La chute de François Bayrou a enterré les plans de réduction des dépenses et a révélé une fois de plus l’incapacité de la France à mettre en œuvre des réformes budgétaires sérieuses. La marge de manœuvre du pays, dont le ratio dette/PIB est le troisième plus élevé de l’Union européenne, est donc étroite.
Pendant des années, la France n’a pas été en mesure de peser de tout son poids sur les questions budgétaires européennes, alors que l’Allemagne a assumé une plus grande part du fardeau. Cela signifie que les projets communs se limitent à des mesures peu coûteuses ou dépendent de la puissance de feu financière de Berlin.
« Il y a un déséquilibre dans l’investissement fiscal que la France et l’Allemagne peuvent apporter », a souligné Yann Wernert, notant toutefois que, contrairement à l’Allemagne, la France dispose déjà d’une armée raisonnablement bien équipée.
Mais les immenses défis auxquels l’Europe est confrontée nécessitent des investissements plus importants. Dans son rapport fondamental sur l’avenir de l’économie européenne, Mario Draghi, l’ancien directeur de la Banque centrale européenne, a estimé que les États membres de l’UE devaient dépenser 800 milliards d’euros supplémentaires par an, soit plus de 4 % du PIB de l’UE, pour répondre aux besoins en matière de réarmement, de neutralité climatique et de compétitivité économique.
Or, la France est à peine capable de contribuer. Paris dépense aujourd’hui davantage pour le service de la dette — 67 milliards d’euros par an — que pour la défense. Ce déséquilibre est également illustré de manière frappante par l’aide militaire à l’Ukraine, où les contributions de l’Allemagne éclipsent celles de la France.
Une mauvaise relation entre les deux pays
Cependant, peu de personnes à Berlin voient une alternative viable à un partenariat franco-allemand fort et revigoré lorsqu’il s’agit de faire avancer l’agenda européen en matière de réarmement et de compétitivité. Le Royaume-Uni a quitté le bloc et reste politiquement instable ; la Pologne et l’Espagne sont confrontées à leurs propres soubresauts internes ; et l’Italie est coincée dans la même camisole de force fiscale que la France.
De nombreux Berlinois prient donc pour un gouvernement français stable, alors que les élections présidentielles sont prévues pour 2027, et que le Rassemblement national (RN), parti d’extrême droite, cherche à tirer parti du chaos.
Armin Laschet, un chrétien-démocrate qui préside la commission des affaires étrangères du parlement allemand, a déclaré qu’il espérait que le nouveau premier ministre français pourrait faire avancer les réformes « de manière consensuelle et avec une plus grande sensibilité ».

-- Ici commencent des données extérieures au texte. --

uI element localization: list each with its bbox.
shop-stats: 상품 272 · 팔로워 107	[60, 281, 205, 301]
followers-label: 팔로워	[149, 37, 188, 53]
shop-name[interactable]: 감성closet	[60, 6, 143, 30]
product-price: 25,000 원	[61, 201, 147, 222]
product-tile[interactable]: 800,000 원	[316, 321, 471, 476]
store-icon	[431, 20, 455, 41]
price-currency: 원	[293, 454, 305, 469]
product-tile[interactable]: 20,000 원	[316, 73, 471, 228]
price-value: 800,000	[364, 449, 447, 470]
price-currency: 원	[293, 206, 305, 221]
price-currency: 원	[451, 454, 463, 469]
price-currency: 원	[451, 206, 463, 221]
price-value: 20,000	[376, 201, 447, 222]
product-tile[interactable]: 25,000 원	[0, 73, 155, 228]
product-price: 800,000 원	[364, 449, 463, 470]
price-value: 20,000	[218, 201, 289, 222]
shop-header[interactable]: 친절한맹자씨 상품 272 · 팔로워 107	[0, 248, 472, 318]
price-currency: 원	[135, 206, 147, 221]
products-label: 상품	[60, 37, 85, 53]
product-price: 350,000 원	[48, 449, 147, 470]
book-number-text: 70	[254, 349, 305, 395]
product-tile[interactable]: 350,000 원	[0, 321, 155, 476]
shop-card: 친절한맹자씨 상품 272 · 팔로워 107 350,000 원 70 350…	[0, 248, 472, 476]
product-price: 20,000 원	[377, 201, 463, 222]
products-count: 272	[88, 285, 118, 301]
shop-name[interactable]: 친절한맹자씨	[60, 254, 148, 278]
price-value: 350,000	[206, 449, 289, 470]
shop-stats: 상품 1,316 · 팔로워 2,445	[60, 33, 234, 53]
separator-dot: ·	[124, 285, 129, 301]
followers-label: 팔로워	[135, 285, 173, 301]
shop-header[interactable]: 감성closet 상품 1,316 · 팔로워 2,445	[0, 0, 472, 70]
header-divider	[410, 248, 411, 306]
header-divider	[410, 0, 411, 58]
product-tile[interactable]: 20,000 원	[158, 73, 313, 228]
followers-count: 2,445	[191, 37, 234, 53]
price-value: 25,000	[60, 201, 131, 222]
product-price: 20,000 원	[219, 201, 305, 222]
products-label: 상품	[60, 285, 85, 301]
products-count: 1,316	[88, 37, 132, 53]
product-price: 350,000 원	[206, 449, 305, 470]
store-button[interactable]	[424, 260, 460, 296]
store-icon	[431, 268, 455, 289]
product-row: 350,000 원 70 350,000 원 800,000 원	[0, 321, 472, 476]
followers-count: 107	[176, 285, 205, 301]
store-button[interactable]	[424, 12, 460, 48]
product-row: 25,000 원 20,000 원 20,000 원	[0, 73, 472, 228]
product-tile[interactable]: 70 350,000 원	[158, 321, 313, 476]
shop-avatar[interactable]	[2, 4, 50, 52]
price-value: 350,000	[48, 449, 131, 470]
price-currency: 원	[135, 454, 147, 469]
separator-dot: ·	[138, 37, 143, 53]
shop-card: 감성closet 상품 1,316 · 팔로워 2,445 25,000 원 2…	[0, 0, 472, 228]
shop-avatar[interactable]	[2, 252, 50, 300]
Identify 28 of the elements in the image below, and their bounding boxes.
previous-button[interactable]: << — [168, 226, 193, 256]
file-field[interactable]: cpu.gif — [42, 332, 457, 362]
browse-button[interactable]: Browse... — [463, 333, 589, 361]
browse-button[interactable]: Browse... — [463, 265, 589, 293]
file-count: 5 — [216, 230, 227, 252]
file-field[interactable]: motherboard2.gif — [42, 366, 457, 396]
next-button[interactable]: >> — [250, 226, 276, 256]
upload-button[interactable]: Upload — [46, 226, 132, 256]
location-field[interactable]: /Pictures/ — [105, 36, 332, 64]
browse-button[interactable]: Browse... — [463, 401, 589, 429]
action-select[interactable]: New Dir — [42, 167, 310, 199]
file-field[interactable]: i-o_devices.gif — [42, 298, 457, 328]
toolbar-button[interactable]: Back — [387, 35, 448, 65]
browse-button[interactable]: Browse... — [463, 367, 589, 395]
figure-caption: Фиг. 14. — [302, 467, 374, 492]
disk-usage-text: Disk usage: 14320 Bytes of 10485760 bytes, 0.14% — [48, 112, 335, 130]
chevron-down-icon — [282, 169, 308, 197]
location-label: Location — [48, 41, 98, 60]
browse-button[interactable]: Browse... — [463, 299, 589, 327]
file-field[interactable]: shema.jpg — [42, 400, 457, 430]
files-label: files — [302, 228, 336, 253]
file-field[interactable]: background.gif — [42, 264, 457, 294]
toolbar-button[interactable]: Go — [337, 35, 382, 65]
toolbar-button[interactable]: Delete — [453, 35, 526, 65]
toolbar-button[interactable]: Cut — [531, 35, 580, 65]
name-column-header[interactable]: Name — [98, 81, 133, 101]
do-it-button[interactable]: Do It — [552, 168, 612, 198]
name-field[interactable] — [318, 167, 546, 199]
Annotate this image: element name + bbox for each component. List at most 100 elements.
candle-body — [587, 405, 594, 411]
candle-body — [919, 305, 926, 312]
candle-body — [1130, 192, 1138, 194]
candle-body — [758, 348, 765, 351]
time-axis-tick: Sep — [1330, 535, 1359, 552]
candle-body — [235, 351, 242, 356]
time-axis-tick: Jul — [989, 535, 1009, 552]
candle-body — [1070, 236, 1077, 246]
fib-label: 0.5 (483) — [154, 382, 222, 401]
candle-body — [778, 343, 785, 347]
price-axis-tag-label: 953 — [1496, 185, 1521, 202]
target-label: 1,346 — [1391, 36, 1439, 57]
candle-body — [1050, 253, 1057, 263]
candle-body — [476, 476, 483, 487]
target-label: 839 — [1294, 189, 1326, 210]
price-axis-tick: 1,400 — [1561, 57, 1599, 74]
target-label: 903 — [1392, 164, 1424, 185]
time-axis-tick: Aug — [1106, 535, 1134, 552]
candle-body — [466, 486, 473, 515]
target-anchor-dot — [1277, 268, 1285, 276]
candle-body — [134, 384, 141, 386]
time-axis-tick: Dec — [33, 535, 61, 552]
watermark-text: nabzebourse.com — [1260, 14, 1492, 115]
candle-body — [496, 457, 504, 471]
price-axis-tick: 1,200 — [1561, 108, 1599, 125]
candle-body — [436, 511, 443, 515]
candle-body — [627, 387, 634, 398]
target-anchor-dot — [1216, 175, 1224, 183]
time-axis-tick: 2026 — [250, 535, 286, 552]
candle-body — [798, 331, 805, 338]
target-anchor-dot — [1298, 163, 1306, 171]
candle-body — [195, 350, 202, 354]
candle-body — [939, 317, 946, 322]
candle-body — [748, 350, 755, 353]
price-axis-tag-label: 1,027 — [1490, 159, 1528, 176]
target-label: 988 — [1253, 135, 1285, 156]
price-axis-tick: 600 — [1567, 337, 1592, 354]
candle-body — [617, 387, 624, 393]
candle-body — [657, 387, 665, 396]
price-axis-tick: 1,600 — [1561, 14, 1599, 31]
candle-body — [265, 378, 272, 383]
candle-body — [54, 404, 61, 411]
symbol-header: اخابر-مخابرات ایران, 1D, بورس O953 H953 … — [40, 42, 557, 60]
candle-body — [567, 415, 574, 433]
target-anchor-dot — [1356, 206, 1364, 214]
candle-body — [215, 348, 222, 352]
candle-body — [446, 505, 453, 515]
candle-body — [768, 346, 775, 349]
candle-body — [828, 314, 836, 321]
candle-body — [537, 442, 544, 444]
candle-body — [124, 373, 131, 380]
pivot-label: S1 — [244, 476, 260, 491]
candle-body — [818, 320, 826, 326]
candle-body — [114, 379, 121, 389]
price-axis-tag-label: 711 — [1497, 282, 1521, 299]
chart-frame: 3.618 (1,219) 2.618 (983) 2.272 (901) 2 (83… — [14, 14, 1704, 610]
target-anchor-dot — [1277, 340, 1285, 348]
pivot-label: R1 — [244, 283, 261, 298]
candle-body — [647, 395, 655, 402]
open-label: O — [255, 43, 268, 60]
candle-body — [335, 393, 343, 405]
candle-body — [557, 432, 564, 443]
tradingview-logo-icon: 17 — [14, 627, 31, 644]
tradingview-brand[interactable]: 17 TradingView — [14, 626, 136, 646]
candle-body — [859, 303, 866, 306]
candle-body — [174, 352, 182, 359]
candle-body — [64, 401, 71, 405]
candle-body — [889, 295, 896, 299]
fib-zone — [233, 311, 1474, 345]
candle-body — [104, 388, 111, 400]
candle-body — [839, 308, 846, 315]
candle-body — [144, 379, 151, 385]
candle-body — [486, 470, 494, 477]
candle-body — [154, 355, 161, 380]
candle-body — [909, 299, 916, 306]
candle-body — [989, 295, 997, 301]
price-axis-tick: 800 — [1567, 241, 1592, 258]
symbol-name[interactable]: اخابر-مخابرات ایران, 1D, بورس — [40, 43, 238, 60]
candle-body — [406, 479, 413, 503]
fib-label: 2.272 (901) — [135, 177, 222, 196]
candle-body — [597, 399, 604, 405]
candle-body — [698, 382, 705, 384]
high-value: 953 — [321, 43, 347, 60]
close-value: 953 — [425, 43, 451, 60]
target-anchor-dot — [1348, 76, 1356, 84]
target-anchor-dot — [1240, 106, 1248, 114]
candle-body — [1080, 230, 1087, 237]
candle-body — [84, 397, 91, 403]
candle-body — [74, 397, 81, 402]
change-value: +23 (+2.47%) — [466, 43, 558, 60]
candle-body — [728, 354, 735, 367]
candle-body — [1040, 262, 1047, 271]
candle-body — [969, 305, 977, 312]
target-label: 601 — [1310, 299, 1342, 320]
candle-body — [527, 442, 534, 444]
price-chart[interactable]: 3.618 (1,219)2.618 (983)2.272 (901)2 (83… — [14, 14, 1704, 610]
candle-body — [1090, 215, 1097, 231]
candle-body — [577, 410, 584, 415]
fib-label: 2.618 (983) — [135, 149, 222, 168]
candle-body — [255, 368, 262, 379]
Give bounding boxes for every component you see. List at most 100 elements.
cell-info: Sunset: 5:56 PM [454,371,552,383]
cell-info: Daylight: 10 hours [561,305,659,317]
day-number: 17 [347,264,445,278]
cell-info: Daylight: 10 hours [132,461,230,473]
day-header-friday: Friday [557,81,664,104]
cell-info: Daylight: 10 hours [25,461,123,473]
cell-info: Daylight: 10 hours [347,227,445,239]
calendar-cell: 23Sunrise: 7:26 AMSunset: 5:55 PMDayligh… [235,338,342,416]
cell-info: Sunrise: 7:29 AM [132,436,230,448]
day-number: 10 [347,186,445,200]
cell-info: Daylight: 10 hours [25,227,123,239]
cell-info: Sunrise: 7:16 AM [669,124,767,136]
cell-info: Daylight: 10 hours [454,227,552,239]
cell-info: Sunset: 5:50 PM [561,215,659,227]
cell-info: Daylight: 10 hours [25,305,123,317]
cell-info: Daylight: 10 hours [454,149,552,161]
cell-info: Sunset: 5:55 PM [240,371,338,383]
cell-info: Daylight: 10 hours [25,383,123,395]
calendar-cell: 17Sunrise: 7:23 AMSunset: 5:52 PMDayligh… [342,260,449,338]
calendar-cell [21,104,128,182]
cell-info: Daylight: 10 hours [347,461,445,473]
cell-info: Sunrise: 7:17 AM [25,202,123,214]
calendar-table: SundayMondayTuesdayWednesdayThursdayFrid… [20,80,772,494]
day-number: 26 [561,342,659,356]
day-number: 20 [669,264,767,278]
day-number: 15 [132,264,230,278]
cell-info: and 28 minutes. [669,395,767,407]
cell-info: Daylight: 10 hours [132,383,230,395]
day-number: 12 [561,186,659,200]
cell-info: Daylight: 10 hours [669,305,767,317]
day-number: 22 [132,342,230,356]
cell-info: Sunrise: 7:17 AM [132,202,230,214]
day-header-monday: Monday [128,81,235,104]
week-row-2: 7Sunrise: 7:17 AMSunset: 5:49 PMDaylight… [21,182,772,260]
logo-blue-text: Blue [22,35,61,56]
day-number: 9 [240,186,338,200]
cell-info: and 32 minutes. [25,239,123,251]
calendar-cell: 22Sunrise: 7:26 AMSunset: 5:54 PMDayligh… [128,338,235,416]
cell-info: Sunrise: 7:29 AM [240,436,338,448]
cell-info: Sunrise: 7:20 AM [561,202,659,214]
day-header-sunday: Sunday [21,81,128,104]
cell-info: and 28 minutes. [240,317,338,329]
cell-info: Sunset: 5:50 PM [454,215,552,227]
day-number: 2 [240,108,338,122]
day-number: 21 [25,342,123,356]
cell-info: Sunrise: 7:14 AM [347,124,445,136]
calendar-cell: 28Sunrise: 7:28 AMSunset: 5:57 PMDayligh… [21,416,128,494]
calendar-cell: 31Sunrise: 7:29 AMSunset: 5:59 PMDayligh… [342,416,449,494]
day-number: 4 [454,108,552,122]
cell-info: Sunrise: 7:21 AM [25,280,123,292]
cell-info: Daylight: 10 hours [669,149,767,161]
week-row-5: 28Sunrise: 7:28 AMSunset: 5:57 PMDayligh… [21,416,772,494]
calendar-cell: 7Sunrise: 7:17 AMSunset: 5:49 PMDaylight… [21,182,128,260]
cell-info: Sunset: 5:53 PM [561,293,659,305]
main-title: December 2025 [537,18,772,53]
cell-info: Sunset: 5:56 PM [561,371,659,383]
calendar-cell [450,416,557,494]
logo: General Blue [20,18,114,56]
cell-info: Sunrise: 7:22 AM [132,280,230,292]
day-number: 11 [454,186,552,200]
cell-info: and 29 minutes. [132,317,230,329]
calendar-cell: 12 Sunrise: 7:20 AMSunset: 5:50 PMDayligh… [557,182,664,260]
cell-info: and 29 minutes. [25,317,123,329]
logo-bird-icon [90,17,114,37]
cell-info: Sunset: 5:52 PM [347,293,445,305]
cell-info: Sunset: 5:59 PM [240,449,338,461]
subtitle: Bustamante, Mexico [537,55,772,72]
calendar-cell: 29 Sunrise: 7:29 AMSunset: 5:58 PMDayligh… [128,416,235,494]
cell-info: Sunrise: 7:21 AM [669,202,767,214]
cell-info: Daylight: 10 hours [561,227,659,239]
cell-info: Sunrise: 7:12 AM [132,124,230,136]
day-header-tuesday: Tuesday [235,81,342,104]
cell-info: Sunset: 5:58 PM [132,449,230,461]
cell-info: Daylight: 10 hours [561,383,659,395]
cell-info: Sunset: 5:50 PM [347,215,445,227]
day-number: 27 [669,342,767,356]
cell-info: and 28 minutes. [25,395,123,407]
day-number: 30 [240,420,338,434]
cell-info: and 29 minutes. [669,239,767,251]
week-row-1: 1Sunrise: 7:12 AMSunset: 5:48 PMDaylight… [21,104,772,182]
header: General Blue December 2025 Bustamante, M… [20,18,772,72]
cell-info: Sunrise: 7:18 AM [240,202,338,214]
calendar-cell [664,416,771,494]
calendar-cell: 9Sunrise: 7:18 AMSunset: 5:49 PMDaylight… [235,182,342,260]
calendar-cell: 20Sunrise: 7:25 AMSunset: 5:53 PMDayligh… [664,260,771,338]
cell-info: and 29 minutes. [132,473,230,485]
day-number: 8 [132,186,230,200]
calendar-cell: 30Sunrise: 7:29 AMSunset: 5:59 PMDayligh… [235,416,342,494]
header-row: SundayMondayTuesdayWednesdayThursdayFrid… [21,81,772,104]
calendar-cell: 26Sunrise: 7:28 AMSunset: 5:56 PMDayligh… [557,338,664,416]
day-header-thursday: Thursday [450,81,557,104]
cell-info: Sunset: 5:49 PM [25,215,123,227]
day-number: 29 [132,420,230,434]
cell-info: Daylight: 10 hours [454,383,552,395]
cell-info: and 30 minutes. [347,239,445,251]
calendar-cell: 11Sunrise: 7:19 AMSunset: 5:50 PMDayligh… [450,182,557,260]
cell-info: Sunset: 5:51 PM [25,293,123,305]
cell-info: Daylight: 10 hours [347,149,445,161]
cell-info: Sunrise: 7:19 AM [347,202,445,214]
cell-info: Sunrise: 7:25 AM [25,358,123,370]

Markus Töns, chef de file des sociaux-démocrates pour les affaires européennes au parlement allemand, considère pour sa part que certaines des inquiétudes fiscales concernant la « phase difficile » de la France étaient exagérées.
« Les chiffres de la dette sont loin d’être une source d’inquiétude sérieuse, surtout si on les compare à ceux d’autres pays de l’UE »
Markus Töns, chef de file des sociaux-démocrates
Un dysfonctionnement durable de la relation pourrait toutefois avoir de profondes répercussions sur l’avenir de l’UE.
« Si le concept de moteur franco-allemand est irréparable et dépassé, cela signifie à mon avis que l’intégration européenne telle que nous la connaissons est dans une impasse »
Jacob Ross de la DGAP
Une crise perpétuelle et insoutenable obligera finalement les membres de l’UE à décider s’ils doivent faire le saut vers un État fédéral fonctionnel, a-t-il ajouté, mais « sans compromis et initiatives franco-allemandes, il ne peut y avoir d’approfondissement de l’UE ».